Вероника ответила яростно нетерпеливым мотанием головы, но внезапно решила воспользоваться этой информацией.
– Алло, chérie , алло! Завтра подойдет? У Соланж де Кледа?.. Нет-нет, это не имеет значения, mon chou [14] , я ей уже рассказала о тебе, она хочет с тобой познакомиться. Она тебе понравится… Ну конечно, это правда! Да, подожди, я тебе дам… слушай! Улица Вавилон, номер…
– Номер 107, – сказала Барбара ворчливо, бросив капот дочери к ее стулу.
– 107, – повторила Вероника, – Запомнишь?.. 107… Мадам Соланж де Кледа… Улица Вавилон… 107… Да, chérie … как пожелаешь… семь или полседьмого… а потом я тебя отвезу поужинать. Ты получила ответ на свою телеграмму?.. Нет еще… Слушай, мой ангел, тебе не помешают наличные!.. Не глупи, хорошо?.. Не начинай… Конечно, chérie, я тебя слушаю, говори… Да, chérie … Да, chérie …
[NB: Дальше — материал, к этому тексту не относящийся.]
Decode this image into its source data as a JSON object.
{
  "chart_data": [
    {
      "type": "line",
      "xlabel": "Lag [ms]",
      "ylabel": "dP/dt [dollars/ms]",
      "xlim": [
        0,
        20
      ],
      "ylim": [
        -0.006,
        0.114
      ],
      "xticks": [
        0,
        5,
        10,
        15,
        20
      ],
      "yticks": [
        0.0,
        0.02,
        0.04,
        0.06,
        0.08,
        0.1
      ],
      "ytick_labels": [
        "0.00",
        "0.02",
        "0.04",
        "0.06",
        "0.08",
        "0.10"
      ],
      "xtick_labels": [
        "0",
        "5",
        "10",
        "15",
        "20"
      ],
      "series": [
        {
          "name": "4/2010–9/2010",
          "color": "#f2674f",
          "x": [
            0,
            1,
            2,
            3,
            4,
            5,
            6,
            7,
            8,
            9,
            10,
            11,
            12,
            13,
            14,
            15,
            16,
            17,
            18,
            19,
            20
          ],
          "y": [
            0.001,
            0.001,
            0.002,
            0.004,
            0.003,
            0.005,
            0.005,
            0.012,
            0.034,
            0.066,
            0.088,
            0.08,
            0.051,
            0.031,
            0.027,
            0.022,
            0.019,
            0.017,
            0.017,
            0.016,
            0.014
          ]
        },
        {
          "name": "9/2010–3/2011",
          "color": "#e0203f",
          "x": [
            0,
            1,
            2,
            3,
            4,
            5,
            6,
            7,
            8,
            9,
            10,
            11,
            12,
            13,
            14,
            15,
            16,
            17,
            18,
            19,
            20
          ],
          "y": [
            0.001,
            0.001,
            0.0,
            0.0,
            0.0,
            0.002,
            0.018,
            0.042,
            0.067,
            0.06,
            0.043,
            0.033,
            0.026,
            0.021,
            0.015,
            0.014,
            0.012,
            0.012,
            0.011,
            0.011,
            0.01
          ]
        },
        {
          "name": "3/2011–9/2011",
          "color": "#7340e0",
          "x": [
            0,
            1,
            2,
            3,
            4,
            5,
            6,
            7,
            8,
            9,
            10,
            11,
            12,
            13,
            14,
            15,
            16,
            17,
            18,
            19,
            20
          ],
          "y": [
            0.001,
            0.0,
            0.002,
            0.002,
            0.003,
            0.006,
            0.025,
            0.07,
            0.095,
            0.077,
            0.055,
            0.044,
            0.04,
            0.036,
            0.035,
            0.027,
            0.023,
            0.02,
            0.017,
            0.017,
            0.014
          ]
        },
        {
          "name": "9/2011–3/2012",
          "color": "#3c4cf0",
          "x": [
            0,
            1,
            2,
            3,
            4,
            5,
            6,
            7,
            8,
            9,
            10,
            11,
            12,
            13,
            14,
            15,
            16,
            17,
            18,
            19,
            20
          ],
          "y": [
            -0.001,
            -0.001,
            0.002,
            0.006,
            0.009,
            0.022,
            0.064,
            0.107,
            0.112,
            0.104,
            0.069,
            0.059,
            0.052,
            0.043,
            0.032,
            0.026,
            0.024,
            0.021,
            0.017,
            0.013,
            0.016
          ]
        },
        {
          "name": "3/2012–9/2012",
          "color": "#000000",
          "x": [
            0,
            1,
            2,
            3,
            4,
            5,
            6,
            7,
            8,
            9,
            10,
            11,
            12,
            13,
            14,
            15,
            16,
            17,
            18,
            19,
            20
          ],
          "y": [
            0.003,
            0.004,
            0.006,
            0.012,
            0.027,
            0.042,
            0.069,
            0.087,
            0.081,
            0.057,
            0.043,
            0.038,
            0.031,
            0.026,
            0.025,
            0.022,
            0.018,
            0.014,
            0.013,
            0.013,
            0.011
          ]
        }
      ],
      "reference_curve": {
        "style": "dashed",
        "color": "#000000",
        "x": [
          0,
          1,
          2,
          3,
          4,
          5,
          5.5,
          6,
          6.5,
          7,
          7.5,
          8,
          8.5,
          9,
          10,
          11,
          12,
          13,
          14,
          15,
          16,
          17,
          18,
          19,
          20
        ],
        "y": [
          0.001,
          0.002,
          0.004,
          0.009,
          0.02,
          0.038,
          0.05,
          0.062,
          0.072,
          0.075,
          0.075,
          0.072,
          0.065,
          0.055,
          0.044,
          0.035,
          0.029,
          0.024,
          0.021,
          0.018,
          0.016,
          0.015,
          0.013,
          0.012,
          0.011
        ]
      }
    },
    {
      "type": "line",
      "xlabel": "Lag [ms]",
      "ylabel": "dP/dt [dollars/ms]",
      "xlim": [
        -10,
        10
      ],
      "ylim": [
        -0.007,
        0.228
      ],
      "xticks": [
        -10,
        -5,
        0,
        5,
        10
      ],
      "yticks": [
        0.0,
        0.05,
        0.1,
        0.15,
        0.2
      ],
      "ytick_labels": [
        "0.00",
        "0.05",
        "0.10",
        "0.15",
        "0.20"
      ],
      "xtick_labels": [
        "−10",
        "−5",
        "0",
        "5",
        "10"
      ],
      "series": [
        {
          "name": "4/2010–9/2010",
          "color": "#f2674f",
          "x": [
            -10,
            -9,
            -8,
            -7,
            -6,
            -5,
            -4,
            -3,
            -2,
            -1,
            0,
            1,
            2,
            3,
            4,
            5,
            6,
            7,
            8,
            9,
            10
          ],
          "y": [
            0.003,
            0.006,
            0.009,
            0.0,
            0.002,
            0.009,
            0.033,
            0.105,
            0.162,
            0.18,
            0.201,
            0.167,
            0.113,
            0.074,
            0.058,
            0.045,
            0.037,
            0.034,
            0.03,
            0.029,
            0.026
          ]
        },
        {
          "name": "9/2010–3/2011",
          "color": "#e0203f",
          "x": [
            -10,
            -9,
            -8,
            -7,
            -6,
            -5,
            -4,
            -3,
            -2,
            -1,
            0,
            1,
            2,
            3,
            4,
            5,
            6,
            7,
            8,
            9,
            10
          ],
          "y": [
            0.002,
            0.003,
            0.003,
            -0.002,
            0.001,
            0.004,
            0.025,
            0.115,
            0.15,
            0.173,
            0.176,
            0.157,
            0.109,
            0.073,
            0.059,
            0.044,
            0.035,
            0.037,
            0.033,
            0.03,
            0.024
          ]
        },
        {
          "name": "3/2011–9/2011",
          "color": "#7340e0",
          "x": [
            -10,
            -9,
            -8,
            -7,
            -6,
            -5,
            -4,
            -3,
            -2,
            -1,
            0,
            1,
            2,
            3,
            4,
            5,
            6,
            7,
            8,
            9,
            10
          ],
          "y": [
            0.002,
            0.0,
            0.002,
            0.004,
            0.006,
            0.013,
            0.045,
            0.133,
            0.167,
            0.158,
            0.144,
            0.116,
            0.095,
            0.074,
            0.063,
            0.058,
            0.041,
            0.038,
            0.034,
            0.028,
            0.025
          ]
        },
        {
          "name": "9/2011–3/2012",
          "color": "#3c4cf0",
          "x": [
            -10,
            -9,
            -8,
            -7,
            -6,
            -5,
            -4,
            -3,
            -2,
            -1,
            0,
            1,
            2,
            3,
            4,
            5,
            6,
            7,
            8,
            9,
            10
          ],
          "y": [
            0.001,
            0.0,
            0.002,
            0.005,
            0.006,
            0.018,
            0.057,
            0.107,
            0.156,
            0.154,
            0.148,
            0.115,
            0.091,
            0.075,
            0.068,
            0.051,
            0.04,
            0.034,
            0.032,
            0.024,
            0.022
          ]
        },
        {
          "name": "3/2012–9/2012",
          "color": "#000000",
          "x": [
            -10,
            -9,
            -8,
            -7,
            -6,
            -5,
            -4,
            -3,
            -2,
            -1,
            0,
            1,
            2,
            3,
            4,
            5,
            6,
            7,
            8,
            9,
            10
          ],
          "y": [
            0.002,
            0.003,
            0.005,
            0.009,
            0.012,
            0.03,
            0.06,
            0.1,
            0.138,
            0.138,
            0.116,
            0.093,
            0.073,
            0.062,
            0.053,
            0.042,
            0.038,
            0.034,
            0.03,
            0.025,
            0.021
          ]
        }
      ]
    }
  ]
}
За это время Вероника свободной рукой сложила банкноту втрое, сунула в маленький конверт, сложила его вдвое и, прижав запястьем и придерживая, намотала на него новенькую салатовую резинку. Длинные, бледные пальцы Вероники, голубоватые в суставах, проделали все эти сложные операции с непреклонной, даже пугающей и почти нечеловеческой покойной точностью металлических фаланг, что ловят, переворачивают и механически меняют записи в автоматических фонографах.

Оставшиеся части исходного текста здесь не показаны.